Seyda-i Muhammed el-Konyevi (ks), miladi 1942 yılında Mardin ilinin merkezine bağlı Konaklı köyünde doğdu. Şu an hayatta olup, Konya sivil havaalanı civarında bulunan Reyhani Köyünde insanlara Allah-u Zülcelal'ın emir ve nehylerini anlatmak suretiyle insanların dünyada ve ahirette kurtuluşlarına vesile olmaktadır. Sevenleri arasında Seyda namıyla tanınmaktadır.
Seyda-i Konyevi (ks); anne tarafından Hz. Ömer (ra)'in soyundan olup, daha küçük yaşlarda büyük bir zat ve insanlara hidayet rehberi olacağı belliydi. İlim tahsiline başlamadan önce bir süre kendi keçilerine çobanlık yaptı.
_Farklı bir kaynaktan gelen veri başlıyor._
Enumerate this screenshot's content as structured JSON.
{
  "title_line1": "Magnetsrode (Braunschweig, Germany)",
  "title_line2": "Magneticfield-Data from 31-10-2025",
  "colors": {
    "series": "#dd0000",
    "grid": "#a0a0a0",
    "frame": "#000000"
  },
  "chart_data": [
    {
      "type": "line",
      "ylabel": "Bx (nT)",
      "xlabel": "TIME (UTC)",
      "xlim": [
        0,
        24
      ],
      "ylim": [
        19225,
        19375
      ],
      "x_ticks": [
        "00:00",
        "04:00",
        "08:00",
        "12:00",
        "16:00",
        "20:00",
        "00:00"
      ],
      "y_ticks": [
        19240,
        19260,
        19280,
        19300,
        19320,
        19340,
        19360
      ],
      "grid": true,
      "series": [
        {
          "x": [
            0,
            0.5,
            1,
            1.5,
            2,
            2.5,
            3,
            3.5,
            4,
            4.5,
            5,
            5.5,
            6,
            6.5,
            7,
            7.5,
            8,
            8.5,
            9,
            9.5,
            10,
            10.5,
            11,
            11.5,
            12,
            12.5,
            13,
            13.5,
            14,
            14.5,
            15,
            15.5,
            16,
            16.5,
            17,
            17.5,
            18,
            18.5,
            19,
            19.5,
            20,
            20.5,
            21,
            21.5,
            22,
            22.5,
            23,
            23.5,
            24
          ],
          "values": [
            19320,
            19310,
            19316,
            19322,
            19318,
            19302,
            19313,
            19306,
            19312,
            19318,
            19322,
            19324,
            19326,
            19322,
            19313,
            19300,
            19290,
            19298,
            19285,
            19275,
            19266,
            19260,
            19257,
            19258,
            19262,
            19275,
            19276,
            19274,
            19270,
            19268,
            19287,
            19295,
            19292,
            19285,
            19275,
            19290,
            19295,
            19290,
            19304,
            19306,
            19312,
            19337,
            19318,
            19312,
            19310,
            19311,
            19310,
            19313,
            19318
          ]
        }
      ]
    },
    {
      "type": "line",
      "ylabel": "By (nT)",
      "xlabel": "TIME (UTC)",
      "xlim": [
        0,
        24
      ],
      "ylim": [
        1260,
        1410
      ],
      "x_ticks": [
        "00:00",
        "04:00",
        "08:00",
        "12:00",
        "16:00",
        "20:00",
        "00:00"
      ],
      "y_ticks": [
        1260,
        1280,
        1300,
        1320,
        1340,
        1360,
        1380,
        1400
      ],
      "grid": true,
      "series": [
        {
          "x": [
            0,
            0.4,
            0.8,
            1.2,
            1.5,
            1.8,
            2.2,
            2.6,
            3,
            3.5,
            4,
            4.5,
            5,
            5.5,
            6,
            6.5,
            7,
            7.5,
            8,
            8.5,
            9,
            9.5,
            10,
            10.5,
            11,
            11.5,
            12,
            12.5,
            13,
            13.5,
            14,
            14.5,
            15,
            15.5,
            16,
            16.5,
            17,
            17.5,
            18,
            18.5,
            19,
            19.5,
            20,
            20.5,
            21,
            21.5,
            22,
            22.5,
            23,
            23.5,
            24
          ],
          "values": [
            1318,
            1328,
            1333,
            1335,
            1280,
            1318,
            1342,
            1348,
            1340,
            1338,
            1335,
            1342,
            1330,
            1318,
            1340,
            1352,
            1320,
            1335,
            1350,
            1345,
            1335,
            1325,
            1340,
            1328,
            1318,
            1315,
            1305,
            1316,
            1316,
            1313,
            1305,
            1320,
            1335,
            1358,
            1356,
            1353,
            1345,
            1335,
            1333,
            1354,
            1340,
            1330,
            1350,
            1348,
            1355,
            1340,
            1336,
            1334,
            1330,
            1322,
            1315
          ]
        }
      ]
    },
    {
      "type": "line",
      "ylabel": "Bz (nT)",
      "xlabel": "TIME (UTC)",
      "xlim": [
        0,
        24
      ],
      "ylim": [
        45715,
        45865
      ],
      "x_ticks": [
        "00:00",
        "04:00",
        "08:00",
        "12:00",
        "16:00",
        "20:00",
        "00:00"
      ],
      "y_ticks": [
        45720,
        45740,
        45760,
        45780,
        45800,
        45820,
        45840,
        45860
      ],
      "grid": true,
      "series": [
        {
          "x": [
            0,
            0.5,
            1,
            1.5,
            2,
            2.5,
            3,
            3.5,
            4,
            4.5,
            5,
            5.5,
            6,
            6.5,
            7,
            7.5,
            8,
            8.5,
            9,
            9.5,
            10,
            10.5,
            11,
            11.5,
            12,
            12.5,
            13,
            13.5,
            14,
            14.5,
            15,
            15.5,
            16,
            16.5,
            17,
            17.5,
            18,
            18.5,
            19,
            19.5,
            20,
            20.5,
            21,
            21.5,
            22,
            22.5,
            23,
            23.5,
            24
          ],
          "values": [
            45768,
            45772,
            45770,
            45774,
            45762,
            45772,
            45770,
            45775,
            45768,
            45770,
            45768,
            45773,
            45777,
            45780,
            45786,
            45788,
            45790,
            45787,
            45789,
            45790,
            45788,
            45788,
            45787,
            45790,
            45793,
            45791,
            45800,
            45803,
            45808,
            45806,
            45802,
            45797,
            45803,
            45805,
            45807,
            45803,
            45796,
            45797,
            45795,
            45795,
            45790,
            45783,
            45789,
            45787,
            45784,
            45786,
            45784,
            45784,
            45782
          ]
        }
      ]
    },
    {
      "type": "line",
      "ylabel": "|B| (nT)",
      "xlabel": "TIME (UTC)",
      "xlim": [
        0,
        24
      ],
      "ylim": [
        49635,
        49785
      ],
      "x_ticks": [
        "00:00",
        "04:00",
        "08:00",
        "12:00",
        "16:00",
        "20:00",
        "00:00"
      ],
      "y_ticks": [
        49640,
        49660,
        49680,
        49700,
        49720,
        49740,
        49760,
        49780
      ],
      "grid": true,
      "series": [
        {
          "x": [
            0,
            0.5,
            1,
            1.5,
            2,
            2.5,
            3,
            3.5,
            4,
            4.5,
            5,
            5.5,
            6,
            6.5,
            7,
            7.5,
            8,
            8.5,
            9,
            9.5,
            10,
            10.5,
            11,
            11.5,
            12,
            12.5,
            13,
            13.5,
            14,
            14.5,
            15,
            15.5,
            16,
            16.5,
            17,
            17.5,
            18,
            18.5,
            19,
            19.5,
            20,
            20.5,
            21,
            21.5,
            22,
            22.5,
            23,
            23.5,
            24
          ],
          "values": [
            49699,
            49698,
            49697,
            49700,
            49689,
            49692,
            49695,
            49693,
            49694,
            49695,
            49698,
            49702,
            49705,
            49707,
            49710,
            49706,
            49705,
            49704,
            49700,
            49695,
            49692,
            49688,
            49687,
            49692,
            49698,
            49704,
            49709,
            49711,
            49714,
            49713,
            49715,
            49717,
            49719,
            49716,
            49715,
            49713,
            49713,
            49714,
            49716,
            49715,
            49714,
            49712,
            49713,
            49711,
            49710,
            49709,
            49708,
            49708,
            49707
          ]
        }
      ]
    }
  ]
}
O zaman köyleri kuraklık idi. Keçileri otlatmak için gece yola çıkarken, sabah namazını düşünerek suyunu yanında götürürdü. Herhangi bir sebeble suyu zayi olduğu zaman; "Sabah namazının abdestini nasıl alacağım." diye geceyi uyumadan, hep düşünerek geçirir, epey uzaklıktaki köye doğru karanlıkta giderdi.
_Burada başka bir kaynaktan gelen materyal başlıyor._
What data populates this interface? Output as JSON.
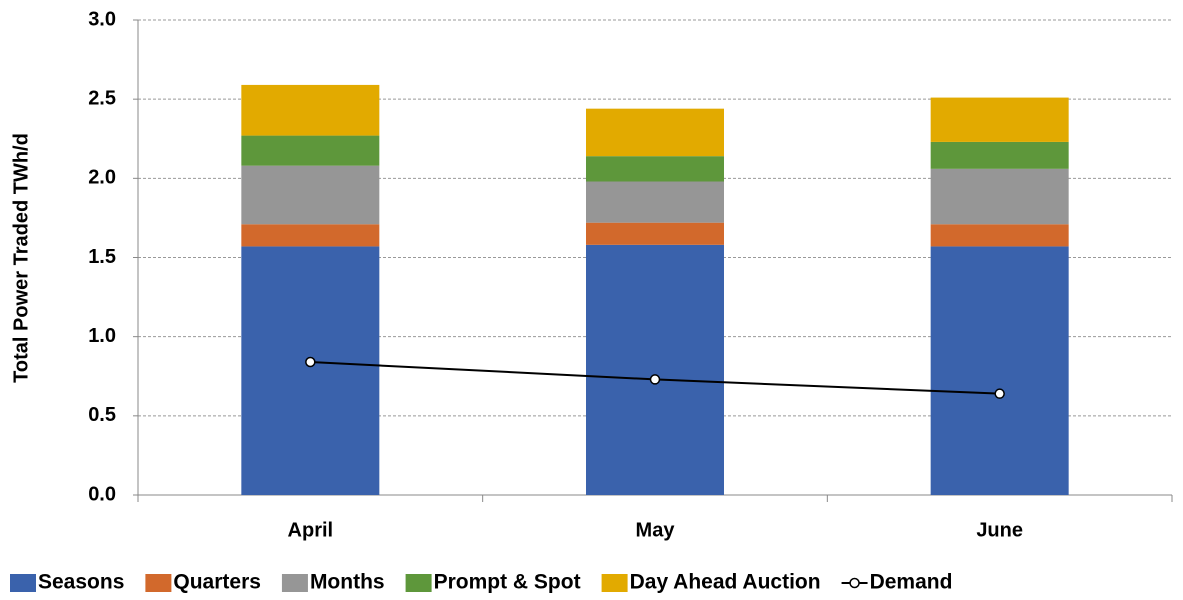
{
  "chart_data": {
    "type": "bar",
    "y_label": "Total Power Traded TWh/d",
    "categories": [
      "April",
      "May",
      "June"
    ],
    "series": [
      {
        "name": "Seasons",
        "color": "#3a62ac",
        "values": [
          1.57,
          1.58,
          1.57
        ]
      },
      {
        "name": "Quarters",
        "color": "#d2692c",
        "values": [
          0.14,
          0.14,
          0.14
        ]
      },
      {
        "name": "Months",
        "color": "#969696",
        "values": [
          0.37,
          0.26,
          0.35
        ]
      },
      {
        "name": "Prompt & Spot",
        "color": "#5e973b",
        "values": [
          0.19,
          0.16,
          0.17
        ]
      },
      {
        "name": "Day Ahead Auction",
        "color": "#e2aa00",
        "values": [
          0.32,
          0.3,
          0.28
        ]
      },
      {
        "name": "Demand",
        "type": "line",
        "color": "#000000",
        "values": [
          0.84,
          0.73,
          0.64
        ]
      }
    ],
    "ylim": [
      0,
      3
    ],
    "yticks": [
      {
        "value": 0,
        "label": "0.0"
      },
      0.5,
      {
        "value": 1,
        "label": "1.0"
      },
      1.5,
      {
        "value": 2,
        "label": "2.0"
      },
      2.5,
      {
        "value": 3,
        "label": "3.0"
      }
    ],
    "grid": true,
    "legend": "bottom"
  }
}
Köye gelirken sabah namazının vaktinin geçmesinden, güneşin doğmasından hep endişe ederdi. Köye vardığında ise Allah-u Zülcelal'in bir lütfu olarak henüz sabah namazı vakti girmemiş olurdu.
Seyda-i Konyevi (ks) o günlere dair konuşurken bunların hepsinin Allah-u Zülcelal'in bir ikramı, O'nun bir ni'meti olduğunu ifade etmektedir. Bütün bunları; kendi kemalatı olduğunu açıklamak için değil, Allah-u Zülcelal'in kendi üzerindeki bir ni'meti olduğunu açıklamak için söyler...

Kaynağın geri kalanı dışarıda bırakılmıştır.